My favorite route took me past smoking kitchens, a dialectic school for young monks, the Dalai Lama's residential complex and the Geden Choeling nunnery. My journey began that morning, quite appropriately, through a curtain of fog.
The voice came out of nowhere-a soft "good morning" in Tibetan. "You walk like you have an appointment to keep."
Startled, I looked around, reminded of less-than-agreeable spectral visitors biding their time in uncomfortable purgatory. She emerged, quite literally, out of thin air. A nun, her age impossible to guess, swathed in a swirl of dull maroon, fingers looping a worn rosary, and eyes smiling at the foolishness of someone who looked as if she had a bus to catch on a morning as promising as this one.
"No appointment, just a walk."
"You must be going somewhere." She smiled.
"Nowhere," I replied, wondering how far my fractured Tibetan would take this conversation.
"Even 'nowhere' is somewhere; each step takes you there."
Profound, I agreed silently. "I am out on a morning walk. This path should get me somewhere."
"It will. Every path you take will get you 'somewhere'. The question is: is that where you want to go?"
We had, without volition, turned a corner together, and there I was, sharing a comfortable silence with a complete stranger. "You walk in the hills every morning?" she asked after a while.
"Some mornings, when I can get up early enough," I replied.
"Morning is the best part of the day. You see things clearly. Did you know your best decisions are usually made in the morning?"
I hadn't thought about it.
"You decided to take this walk didn't you? And look where it has brought you."
I did and gasped at the magnificence of the sun beginning to appear through cracks in the slowly thinning fog.
"That's what I meant about choosing your path."
My path was not the only thing I had chosen well that morning. My traveling companion was no less interesting. "You belong to the convent?" I asked.
"I live at the convent, yes, but 'belong' there? These are only addresses. Here you are, far away from your people, yet it feels right to be here, doesn't it?"

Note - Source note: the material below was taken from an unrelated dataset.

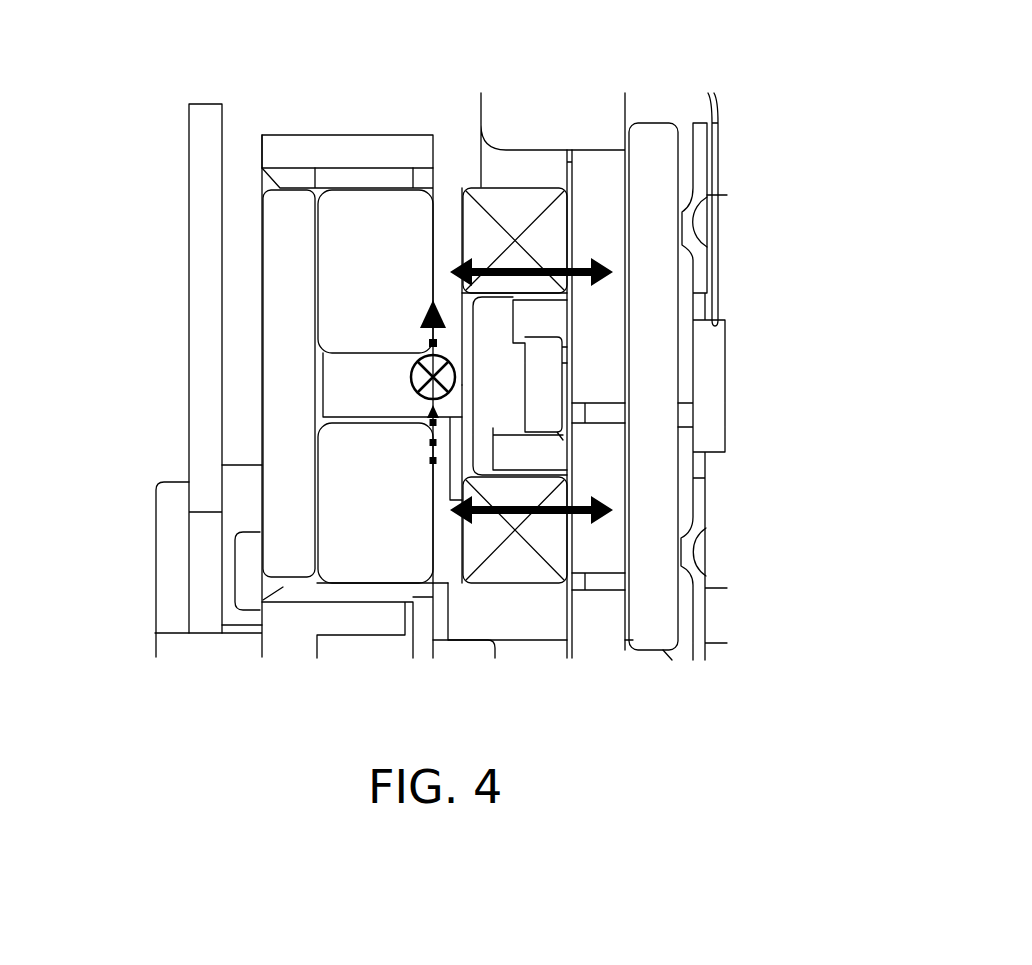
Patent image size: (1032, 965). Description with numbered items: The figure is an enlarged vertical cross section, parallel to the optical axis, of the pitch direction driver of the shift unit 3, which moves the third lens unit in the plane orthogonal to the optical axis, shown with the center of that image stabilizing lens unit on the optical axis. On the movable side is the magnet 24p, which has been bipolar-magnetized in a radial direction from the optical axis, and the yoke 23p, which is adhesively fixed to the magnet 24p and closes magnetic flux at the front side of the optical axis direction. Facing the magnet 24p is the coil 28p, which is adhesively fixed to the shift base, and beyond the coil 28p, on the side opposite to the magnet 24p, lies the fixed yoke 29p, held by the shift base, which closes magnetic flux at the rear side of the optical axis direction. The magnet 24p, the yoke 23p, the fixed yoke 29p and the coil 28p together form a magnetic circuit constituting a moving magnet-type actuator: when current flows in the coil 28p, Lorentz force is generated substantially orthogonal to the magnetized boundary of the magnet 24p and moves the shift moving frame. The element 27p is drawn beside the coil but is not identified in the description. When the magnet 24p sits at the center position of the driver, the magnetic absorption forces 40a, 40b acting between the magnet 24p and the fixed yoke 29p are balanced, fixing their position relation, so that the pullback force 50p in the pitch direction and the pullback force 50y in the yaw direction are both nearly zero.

It did. I was in the right place because that's where I wanted to be. It was really as simple as that!
By now we had attained a respectable height up the hillside. The view was sensational. Spread below us was the town of Dharamsala slowly waking up to the new day. We leaned against a large rock, breathing in the beauty.
"What is your name?" I asked. "My parents called me Pema," she said softly. "But now I have a better name. Every time you say it, you add to my good fortune: Tashi." An all-encompassing Tibetan word to denote good luck, 'tashi' was part of every greeting.
"The lamas say that you are invested with the qualities of your name. It is your sacred duty to live up to it." I wondered what the lamas would have to say about my unpretentious name. But then, in the inscrutable way of the wise, they, I knew, would come up with an answer that would give my rudderless name some wealth. My guide didn't disappoint either.
"No meaning in your name, you say? That's not possible. All you have to do is seek the qualities that you think will make your name complete. But what you do will be remembered long after your name is forgotten."
We had topped the crest of our small hill; a descent now, and I would soon be back in town. Tashi-la's destination lay at a higher point up another ridge. We stopped for a moment. "Someday you will walk higher up this hillside," Tashi-la said. "Perhaps I shall see you again then."
As I retraced my steps, the purity of Tashi-la's logic hit home. It's amazing how clearly you can see everything when the sun is behind you.